Radon is a lung cancer risk. It’s the leading cause of lung cancer among non-smokers and the second overall behind tobacco. It contributes to the deaths of almost 100 Saskatchewan residents each year.
“There is still time to test and we’d like to continue that message,” said regional radiation specialist Sandy Hutchison.
“It can be in any home. You won’t know until you test.”
Health Canada estimates that 16 per cent of Saskatchewan homes could have excessive levels of radon. A survey conducted ten years ago indicated that about five per cent of Prince Albert homes had higher radon levels than recommended, with that percentage rising to 7.5 in the former Prince Albert Parkland Health Region.
“Radon is a breakdown product of uranium, so it’s in the soil,” Hutchison said.
“It’s a soil gas, which makes it more mobile. It’s easy to be drawn into homes, especially all winter long while the furnace is on and that hot air is going to rise and escape out of the top of the house. It gets replaced with soil gas.”
Hutchison said that testing for radon is straightforward. A passive device — about the size of an old film canister — is placed in an area that won’t be disturbed for three months. That test kit is then sent back to the laboratory, which tests to see if radon levels exceed Health Canada’s guidelines.
If your home is above the threshold, the best solution, Hutchison said, is a process called depressurization.
If you have a concrete floor, it consists of a four-inch hole drilled through the floor and a pipe and fan used to draw in soil gas and exhaust it outside to bypass the home.
“All you’re doing is creating a preferred pathway for it to get from underneath the home to the atmosphere where it doesn’t accumulate to the higher level inside your home.”
Most test kits are sold online, Hutchison said.
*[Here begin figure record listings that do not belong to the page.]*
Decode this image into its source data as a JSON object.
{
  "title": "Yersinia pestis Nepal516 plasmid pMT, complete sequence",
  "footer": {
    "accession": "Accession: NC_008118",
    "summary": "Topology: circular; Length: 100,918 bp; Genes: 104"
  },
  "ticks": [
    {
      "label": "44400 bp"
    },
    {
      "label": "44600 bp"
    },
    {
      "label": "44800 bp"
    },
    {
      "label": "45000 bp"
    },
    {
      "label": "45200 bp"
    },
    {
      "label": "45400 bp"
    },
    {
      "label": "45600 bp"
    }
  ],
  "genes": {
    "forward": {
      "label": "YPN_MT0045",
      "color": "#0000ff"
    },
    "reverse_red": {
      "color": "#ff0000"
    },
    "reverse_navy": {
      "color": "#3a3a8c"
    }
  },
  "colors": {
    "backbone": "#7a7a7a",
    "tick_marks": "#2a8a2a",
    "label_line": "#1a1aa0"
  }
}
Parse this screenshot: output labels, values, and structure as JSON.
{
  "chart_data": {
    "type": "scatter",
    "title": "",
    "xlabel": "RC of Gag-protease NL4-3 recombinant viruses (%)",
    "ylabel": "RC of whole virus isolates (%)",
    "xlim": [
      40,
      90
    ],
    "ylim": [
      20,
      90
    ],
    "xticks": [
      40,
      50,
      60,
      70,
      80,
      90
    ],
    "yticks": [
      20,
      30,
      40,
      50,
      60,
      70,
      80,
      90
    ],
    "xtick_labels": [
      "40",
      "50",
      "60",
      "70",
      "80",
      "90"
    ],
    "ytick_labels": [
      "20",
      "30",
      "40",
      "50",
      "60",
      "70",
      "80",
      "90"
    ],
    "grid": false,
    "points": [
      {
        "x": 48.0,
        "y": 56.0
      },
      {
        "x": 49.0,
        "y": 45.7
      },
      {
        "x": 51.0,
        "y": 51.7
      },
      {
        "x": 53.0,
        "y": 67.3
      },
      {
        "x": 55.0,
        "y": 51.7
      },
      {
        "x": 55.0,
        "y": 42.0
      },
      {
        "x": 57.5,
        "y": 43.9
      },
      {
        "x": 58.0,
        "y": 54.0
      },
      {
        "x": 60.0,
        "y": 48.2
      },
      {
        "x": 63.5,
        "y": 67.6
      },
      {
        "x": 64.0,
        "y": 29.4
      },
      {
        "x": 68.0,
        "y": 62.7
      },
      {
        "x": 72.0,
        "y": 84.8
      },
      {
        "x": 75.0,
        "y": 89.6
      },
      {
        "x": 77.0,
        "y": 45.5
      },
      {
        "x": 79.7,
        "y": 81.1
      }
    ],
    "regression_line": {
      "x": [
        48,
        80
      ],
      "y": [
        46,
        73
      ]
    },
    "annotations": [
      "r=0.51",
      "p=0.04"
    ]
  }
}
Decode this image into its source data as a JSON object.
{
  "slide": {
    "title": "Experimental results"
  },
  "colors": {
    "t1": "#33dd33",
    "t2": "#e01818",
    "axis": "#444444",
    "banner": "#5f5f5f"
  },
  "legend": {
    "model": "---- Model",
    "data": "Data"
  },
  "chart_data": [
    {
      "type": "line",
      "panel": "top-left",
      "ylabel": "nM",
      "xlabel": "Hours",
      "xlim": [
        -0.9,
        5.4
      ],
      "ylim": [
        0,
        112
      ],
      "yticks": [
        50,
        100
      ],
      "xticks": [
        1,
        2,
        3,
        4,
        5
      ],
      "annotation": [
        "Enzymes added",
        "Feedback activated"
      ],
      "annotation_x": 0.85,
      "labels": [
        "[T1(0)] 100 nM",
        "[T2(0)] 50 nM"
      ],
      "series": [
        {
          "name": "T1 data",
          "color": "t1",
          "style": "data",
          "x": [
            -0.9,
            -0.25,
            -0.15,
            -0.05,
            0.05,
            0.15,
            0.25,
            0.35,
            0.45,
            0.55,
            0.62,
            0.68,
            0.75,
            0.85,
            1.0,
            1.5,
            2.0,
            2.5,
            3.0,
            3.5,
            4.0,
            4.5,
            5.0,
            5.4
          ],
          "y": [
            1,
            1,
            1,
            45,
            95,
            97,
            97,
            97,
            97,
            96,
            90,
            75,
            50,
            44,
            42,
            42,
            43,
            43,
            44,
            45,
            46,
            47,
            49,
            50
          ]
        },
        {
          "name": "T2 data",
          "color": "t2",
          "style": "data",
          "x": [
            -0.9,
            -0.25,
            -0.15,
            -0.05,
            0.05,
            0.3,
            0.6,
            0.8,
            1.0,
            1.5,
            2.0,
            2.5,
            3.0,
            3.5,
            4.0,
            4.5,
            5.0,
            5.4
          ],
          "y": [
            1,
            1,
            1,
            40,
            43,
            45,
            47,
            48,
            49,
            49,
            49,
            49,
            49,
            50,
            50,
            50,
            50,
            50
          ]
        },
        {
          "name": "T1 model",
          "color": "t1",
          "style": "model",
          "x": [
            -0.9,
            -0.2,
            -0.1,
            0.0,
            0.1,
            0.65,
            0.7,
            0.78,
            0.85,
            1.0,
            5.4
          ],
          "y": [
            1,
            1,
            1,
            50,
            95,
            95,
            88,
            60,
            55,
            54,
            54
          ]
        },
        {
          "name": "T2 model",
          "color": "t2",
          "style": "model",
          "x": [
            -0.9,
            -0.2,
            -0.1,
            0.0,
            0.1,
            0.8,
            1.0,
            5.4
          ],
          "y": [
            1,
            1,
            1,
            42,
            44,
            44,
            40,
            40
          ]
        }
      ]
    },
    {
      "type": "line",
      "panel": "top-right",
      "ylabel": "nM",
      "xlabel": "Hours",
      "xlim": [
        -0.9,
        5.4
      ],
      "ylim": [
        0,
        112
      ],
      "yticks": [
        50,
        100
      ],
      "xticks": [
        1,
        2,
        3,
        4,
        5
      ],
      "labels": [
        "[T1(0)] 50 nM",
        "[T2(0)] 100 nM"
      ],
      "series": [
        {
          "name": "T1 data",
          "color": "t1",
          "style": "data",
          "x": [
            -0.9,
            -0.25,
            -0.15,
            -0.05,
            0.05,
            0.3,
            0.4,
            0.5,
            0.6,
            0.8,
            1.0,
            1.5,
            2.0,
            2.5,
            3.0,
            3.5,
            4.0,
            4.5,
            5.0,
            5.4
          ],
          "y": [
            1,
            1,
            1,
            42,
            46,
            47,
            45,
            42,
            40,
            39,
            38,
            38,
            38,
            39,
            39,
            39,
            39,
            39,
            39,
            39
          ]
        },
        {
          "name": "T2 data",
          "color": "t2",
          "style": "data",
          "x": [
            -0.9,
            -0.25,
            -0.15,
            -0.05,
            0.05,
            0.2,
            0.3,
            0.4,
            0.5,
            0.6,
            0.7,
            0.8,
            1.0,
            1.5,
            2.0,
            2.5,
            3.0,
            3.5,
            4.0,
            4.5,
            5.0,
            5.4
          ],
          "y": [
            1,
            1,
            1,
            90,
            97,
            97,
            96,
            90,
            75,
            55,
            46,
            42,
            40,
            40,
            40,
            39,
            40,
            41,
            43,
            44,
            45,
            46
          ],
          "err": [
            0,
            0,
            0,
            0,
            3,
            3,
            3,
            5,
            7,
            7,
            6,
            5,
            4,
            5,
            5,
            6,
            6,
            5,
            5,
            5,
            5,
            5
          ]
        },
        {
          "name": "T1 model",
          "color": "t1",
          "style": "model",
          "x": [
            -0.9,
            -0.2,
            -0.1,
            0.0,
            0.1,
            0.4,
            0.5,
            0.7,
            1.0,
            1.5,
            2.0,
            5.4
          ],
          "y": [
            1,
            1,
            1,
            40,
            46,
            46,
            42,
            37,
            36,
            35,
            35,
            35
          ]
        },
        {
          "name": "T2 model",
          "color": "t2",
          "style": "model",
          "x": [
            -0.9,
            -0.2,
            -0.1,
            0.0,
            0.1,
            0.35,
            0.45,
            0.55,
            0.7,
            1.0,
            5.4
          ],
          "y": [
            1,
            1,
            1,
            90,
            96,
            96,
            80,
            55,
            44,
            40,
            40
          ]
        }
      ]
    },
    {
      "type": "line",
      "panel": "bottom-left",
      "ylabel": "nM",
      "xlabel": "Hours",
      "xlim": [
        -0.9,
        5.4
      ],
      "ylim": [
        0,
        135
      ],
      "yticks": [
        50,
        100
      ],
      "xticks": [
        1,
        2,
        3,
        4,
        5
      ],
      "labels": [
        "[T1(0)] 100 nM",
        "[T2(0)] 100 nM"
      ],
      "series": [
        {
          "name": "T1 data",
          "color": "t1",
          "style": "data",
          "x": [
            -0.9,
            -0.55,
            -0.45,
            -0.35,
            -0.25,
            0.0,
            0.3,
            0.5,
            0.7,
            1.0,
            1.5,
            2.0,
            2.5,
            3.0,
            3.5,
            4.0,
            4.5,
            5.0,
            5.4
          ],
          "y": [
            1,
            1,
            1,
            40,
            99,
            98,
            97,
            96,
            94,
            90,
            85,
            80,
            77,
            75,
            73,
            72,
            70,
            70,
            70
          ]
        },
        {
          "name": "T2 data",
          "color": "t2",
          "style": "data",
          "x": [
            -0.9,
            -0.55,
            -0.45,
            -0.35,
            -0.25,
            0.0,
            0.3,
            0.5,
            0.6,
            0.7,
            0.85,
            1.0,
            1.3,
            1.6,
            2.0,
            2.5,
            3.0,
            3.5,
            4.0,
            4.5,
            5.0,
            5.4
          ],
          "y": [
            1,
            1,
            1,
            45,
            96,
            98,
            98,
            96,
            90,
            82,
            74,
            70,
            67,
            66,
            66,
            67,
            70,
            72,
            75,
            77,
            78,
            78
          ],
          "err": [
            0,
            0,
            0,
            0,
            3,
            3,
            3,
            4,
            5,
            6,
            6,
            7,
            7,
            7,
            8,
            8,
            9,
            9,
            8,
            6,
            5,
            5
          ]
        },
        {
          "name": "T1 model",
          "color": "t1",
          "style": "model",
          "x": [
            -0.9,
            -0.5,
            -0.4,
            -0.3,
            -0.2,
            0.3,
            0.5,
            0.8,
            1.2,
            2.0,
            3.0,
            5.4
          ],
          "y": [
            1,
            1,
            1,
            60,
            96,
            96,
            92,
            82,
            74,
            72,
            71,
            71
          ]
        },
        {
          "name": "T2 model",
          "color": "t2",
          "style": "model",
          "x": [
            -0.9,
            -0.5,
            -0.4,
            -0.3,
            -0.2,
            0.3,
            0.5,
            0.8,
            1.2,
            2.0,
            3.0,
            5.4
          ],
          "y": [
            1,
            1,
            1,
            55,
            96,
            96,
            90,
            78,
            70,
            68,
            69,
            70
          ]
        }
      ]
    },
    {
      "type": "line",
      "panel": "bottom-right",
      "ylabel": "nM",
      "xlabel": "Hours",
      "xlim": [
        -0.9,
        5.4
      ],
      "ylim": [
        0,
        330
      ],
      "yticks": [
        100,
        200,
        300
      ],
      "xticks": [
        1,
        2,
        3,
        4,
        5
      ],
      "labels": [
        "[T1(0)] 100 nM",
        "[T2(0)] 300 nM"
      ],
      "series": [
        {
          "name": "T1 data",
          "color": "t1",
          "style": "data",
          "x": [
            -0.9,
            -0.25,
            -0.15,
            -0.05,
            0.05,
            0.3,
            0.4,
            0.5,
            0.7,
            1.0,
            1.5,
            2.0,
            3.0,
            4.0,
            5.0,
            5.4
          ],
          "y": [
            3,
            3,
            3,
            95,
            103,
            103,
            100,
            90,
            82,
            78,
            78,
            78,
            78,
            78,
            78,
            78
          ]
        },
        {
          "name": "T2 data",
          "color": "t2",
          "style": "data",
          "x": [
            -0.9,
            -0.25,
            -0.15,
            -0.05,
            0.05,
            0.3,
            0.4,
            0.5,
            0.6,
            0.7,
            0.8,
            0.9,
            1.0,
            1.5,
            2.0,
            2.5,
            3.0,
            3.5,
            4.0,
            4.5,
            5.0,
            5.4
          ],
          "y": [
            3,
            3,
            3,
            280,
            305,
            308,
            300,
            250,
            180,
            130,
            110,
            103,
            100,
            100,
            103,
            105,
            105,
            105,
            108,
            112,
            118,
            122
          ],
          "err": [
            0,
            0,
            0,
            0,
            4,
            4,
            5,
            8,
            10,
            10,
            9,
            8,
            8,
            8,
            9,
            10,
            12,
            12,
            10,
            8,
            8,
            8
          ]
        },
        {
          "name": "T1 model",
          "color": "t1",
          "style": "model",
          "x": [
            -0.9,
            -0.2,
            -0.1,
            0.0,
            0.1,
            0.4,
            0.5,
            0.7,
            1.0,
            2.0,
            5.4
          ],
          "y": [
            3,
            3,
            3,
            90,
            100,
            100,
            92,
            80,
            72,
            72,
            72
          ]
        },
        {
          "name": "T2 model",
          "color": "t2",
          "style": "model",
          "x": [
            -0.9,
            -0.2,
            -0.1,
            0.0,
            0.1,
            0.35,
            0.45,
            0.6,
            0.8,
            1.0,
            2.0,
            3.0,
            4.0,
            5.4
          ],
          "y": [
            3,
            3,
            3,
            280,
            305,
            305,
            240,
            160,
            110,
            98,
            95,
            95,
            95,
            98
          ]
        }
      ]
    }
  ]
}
Takeactiononradon.ca is the ultimate resource for retailers selling approved test kits in Canada.
Kits are sold in Saskatchewan online through the Saskatchewan Lung Association.
If you do test high, Hutchison recognizes a group of professionals who have training in reducing radon levels.
That list is located at c-nrpp.ca. None exist in Prince Albert, but there are radon mitigation professionals in Saskatoon, Meadow Lake, North Battleford and surrounding areas.